While there is clarity on the existing remuneration system, which is essentially commission driven, proposals under the Retail Distribution Review aim to differentiate between various kinds of services, and establish fair remuneration for it. One such aspect concerns “intermediary services”, which forms an integral part of the FAIS Act.
Despite the FSB publishing a lengthy guidance note to clarify what constitutes an intermediary service, the distinction between factual advice and an intermediary service remain opaque for many. To avoid possible non-compliance, many FSPs actually registered their administrative staff as representatives, and had them write the regulatory exams.
The recently published Retail Distribution Review discussion document contains a number of examples of inconsistencies between “…FAIS and sector-specific provisions”, including the definitions of intermediary services.
“The existing definitions of intermediary services in the respective insurance laws are not the same, nor are they completely consistent with the definition contained in the FAIS Act.”
Under the proposed RDR process, an activity-based approach is proposed to distinguish between:
- advice (a service to the customer),
- intermediary services (services connecting product suppliers and customers) and
- other services provided by advisers and intermediaries (services to product suppliers).
The question that arises is who is obliged to pay for these services?
Currently, the client pays via either ongoing commission or trail fees, while often also subject to administrative charges by the product provider for certain services.
Perhaps the time has come for product providers to come to the party in a more meaningful way than simply administering commission payments to advisers on behalf of clients and charging clients a variety of service fees.
Even the best products will remain largely on the shelves of the providers without intermediation by financial advisors between them and the buying public. This is currently paid for by the client via the product provider.
One should also bear in mind that products stay on the books largely via the service and support provided by intermediaries.

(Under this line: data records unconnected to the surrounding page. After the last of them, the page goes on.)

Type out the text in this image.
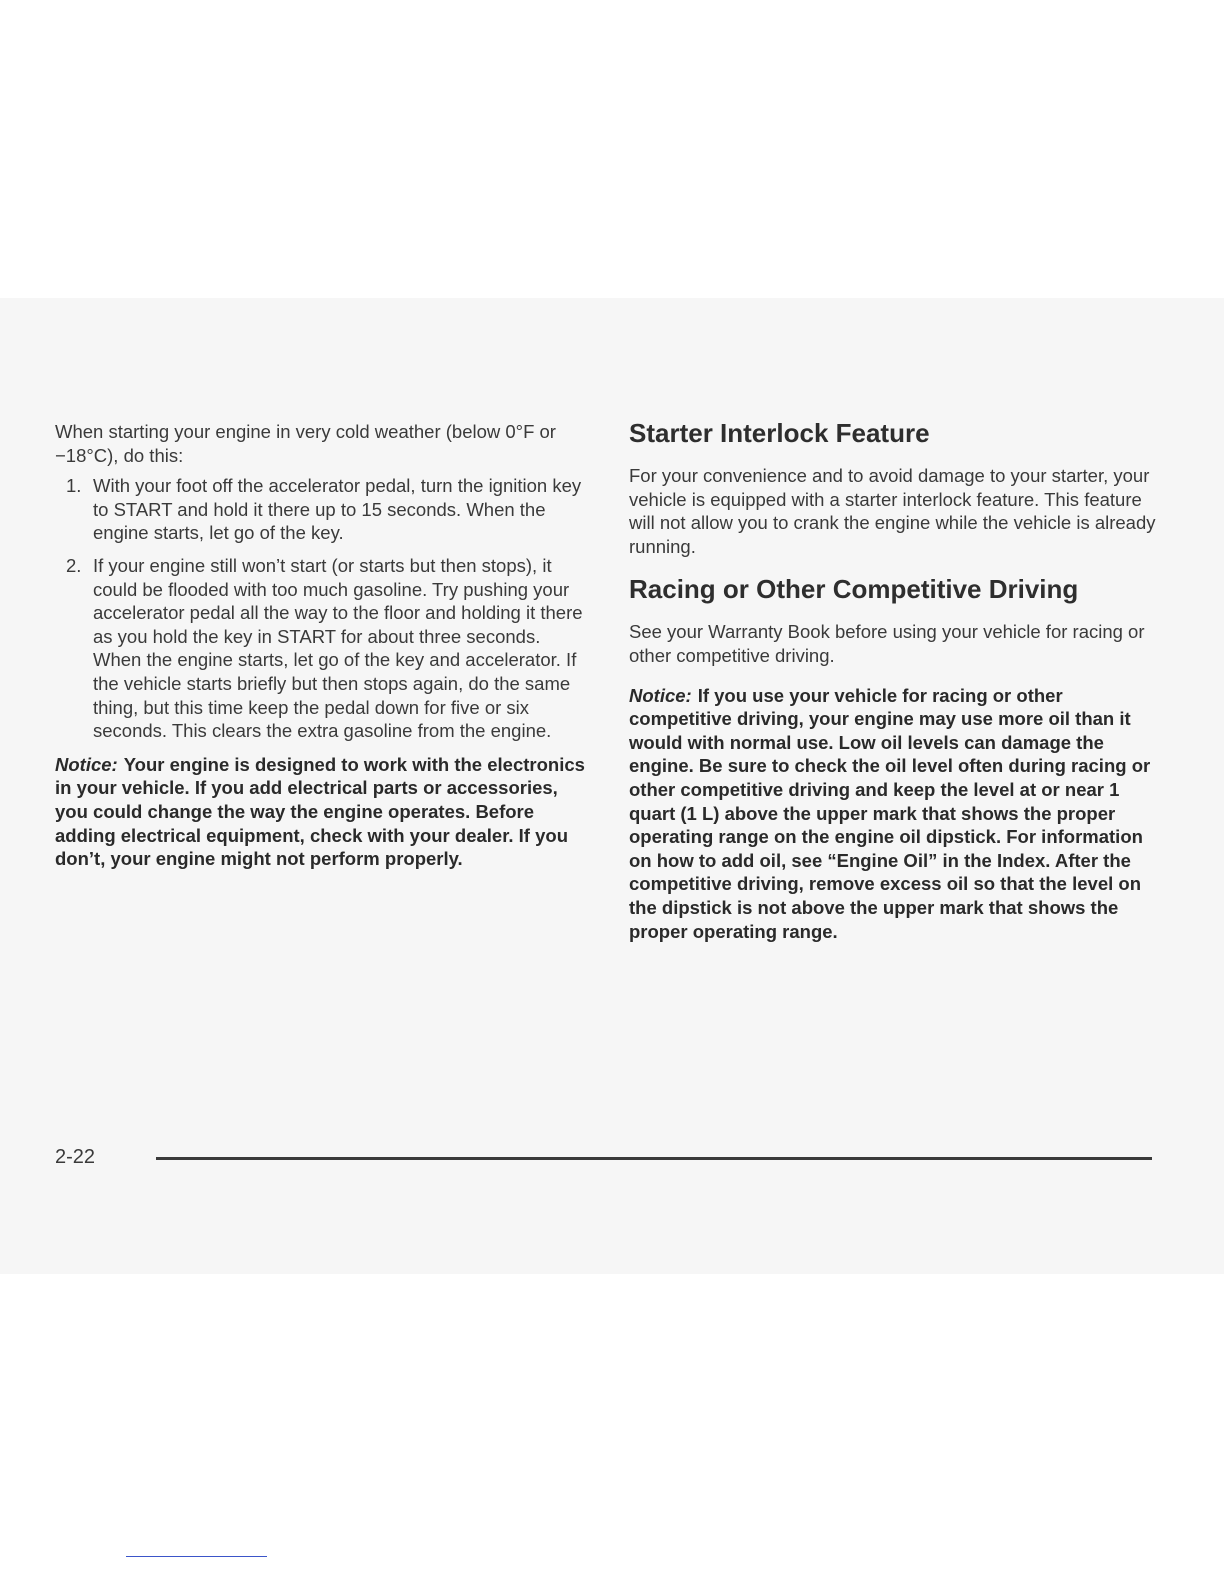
When starting your engine in very cold weather (below 0°F or −18°C), do this:

1. With your foot off the accelerator pedal, turn the ignition key to START and hold it there up to 15 seconds. When the engine starts, let go of the key.
2. If your engine still won’t start (or starts but then stops), it could be flooded with too much gasoline. Try pushing your accelerator pedal all the way to the floor and holding it there as you hold the key in START for about three seconds. When the engine starts, let go of the key and accelerator. If the vehicle starts briefly but then stops again, do the same thing, but this time keep the pedal down for five or six seconds. This clears the extra gasoline from the engine.

Notice: Your engine is designed to work with the electronics in your vehicle. If you add electrical parts or accessories, you could change the way the engine operates. Before adding electrical equipment, check with your dealer. If you don’t, your engine might not perform properly.

Starter Interlock Feature

For your convenience and to avoid damage to your starter, your vehicle is equipped with a starter interlock feature. This feature will not allow you to crank the engine while the vehicle is already running.

Racing or Other Competitive Driving

See your Warranty Book before using your vehicle for racing or other competitive driving.

Notice: If you use your vehicle for racing or other competitive driving, your engine may use more oil than it would with normal use. Low oil levels can damage the engine. Be sure to check the oil level often during racing or other competitive driving and keep the level at or near 1 quart (1 L) above the upper mark that shows the proper operating range on the engine oil dipstick. For information on how to add oil, see “Engine Oil” in the Index. After the competitive driving, remove excess oil so that the level on the dipstick is not above the upper mark that shows the proper operating range.

2-22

In a discussion on tied and independent intermediaries, The RDR document states:
These intermediaries (independents) are also commonly referred to as “brokers” or “brokerages” (terms not defined in legislation), depending on whether they are natural or juristic persons. In terms of our common law, they are regarded (at least in certain respects) as the agent of the customer to whom they provide advice in spite of the fact that they are remunerated by the product supplier.
The reality is, of course, that the remuneration is merely administered by the supplier on behalf of the client.
“In practice some of the services they provide in addition to intermediary services could be seen as administrative services that are, in effect, outsourced to them by product suppliers and provided for and on behalf of the product supplier.”
Should this cost also be borne by the client?
One way of ensuring a fairer outcome for customers may be for product providers to become liable for payment for services rendered on their behalf by advisers.
The old adage: “He who pays the piper calls the tune” appears to be an important consideration in the proposed restructuring of the way in which financial advisors are remunerated. The underlying principle is to prevent commission from causing conflict of interest.
This certainly holds true for the advice process, but not when outcomes five and six of TCF are concerned:
- Products perform as firms have led customers to expect, and service is of an acceptable standard and as they have been led to expect.
- Customers do not face unreasonable post-sale barriers imposed by firms to change product, switch providers, submit a claim or make a complaint.